Wednesday, April 09, 2014

Right Museum, Wrong Place

If you take the coast road heading north east from Barcelona in the direction of Lloret de Mar, you can turn off before reaching Lloret for the resort of Calella de la Costa. Once upon a time, there was very little in Calella apart from a sort of nightclub and jerry-built hotels. There was very cheap booze and there was also a frequent problem for holidaymakers unused to Spanish food and the workings of Spanish lavatories.

This was 1953, the year of the first package holiday tour to the Costa Brava. Calella became popular, though its name does not carry as much weight of (British) history as resorts such as Lloret, Tossa de Mar or Benidorm on the Costas Brava and Blanca. But tourism history it most definitely has. While Mallorca is generally considered to have been the first mover in popular tourism, Calella and the Costa Brava were just as significant. Vladimir Raitz and Horizon stole a march for Mallorca but not by much. The Costa Brava soon followed and was as popular before Mallorca truly kicked off in the early 1960s.

The nascent resorts of the Costa Brava, such as Calella, attracted not just the airborne tourist, they also drew the road-user tourist. The success of the Costa Brava was such that it had a profound impact on tourism elsewhere - the south of France. Up till then it had been the holiday destination of choice, but now it found itself usurped by the cheap-as-chips new kid on the holiday block. The French responded. Had it not been for the Costa Brava, there might never have been holiday complexes such as that of Cap d'Agde, which became a heady mix of concrete and nudism and one designed to make the Germans stop in their tracks and not head to the Costas in order to lay their towels out at seven in the morning.

Calella's place in tourism history is to be made very much stronger. Last year when commemorating the sixtieth anniversary of its tourism, an exhibition was staged which featured photos and postcards tracing that sixty-year history. The German Consul went along; those Germans who hadn't been enticed by FKK in France had turned the resort into "Calella of the Germans". There were others who had a keen interest in the exhibition. They included a design and project-management company called Publintur, part of the diversified Grupo Serhs tourism business, and Taleb Rifai, secretary-general of the UN's Madrid-based World Tourism Organization. Why were they interested? The exhibition was a sort of trial run. It was announced earlier this week that an agreement is to be signed by the town hall in Calella and the WTO, one that will ensure official collaboration from the WTO for a Museum of Tourism.

It is being said that this will be the first museum of its type in the world. Its importance is such that its name in Catalan - Museu del Turisme - comes replete with an adjoining copyright symbol. There is one museum of tourism and it is going to be in Calella. It will not be a museum solely devoted to Calella's tourism, but whatever this project ends up showcasing, it is predicted that it will be a significant boost to tourism in the resort, and you would have to believe that it will be.

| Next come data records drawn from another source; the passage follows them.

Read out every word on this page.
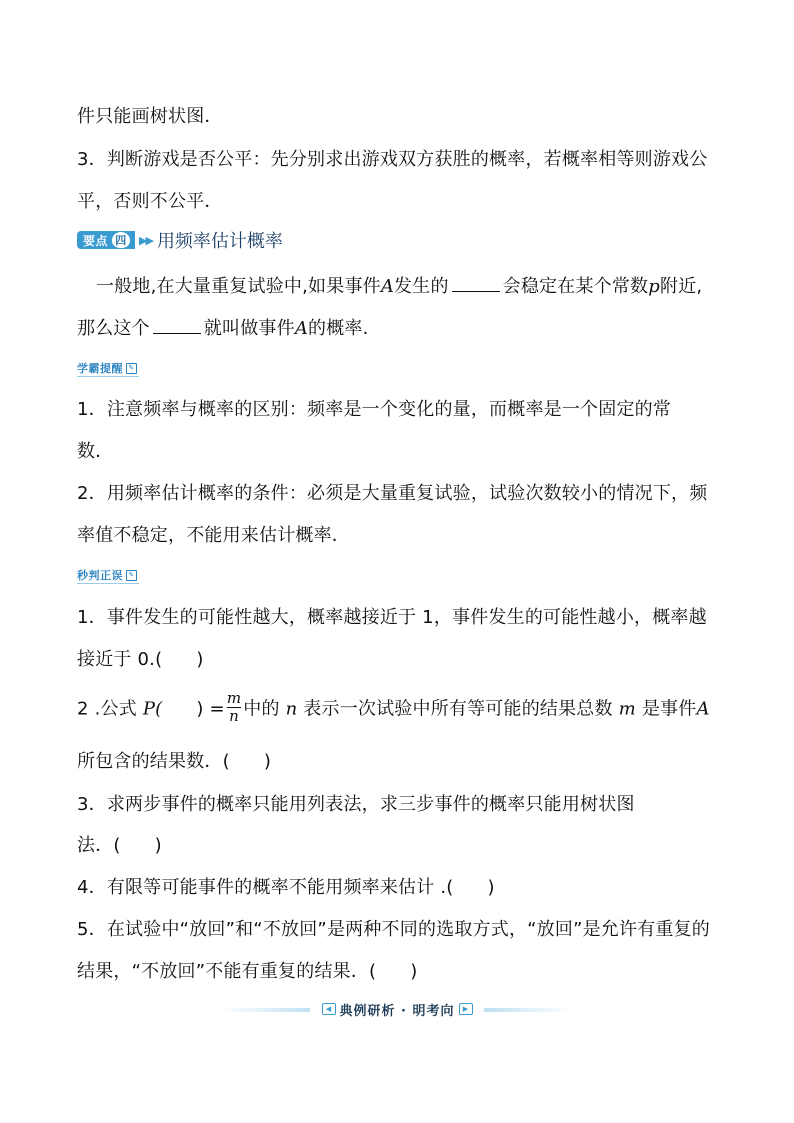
件只能画树状图．
3．判断游戏是否公平：先分别求出游戏双方获胜的概率，若概率相等则游戏公
平，否则不公平．
要点 四	▶▶ 用频率估计概率
一般地,在大量重复试验中,如果事件A发生的	会稳定在某个常数p附近,
那么这个	就叫做事件A的概率.
学霸提醒 ✎
1．注意频率与概率的区别：频率是一个变化的量，而概率是一个固定的常
数．
2．用频率估计概率的条件：必须是大量重复试验，试验次数较小的情况下，频
率值不稳定，不能用来估计概率．
秒判正误 ✎
1．事件发生的可能性越大，概率越接近于 1，事件发生的可能性越小，概率越
接近于 0.( )
2 .公式 P( ) = $\frac{m}{n}$ 中的 n 表示一次试验中所有等可能的结果总数 m 是事件A
所包含的结果数．( )
3．求两步事件的概率只能用列表法，求三步事件的概率只能用树状图
法．( )
4．有限等可能事件的概率不能用频率来估计 .( )
5．在试验中“放回”和“不放回”是两种不同的选取方式，“放回”是允许有重复的
结果，“不放回”不能有重复的结果．( )
◀ 典例研析 · 明考向	▶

In March 2007, the Fomento del Turismo (the Mallorca Tourist Board) announced a project for a museum of tourism. It didn't have a location as such, but in advance of something more permanent, there was to be a travelling roadshow. A tent would be pitched at different places and would have various documents related to the evolution of the tourism phenomenon as well as an area for interaction. I recall this tent having been at the Alcúdia fair that year. I also recall that it had hardly anything in it of any note. Mallorca's museum of tourism never came into being. It was a dreadful shame and a missed opportunity. Fascinating though Mallorca's history is in general, it is its tourism history which fascinates most. And the reason why it does is quite simple: it is history in people's lifetimes or history of the recent past with a direct link to the present. 

Calella, with the greatest of respect to it, does not have the recognition or awareness factor that Mallorca has. It didn't even have the first Spanish package tour. Horizon came to Mallorca in 1952, though it was arguably Club Med which had started the ball rolling two years before that in Alcúdia. The Costa Brava is as synonymous with mass tourism as Mallorca is, but Mallorca is looked upon as the birthplace of modern tourism and the modern holiday. I wish Calella every success with its museum, but there should already have been a museum of tourism. In the place where it belongs. Mallorca.

* Photo: the Museum of Tourism tent in Alcúdia, 2007.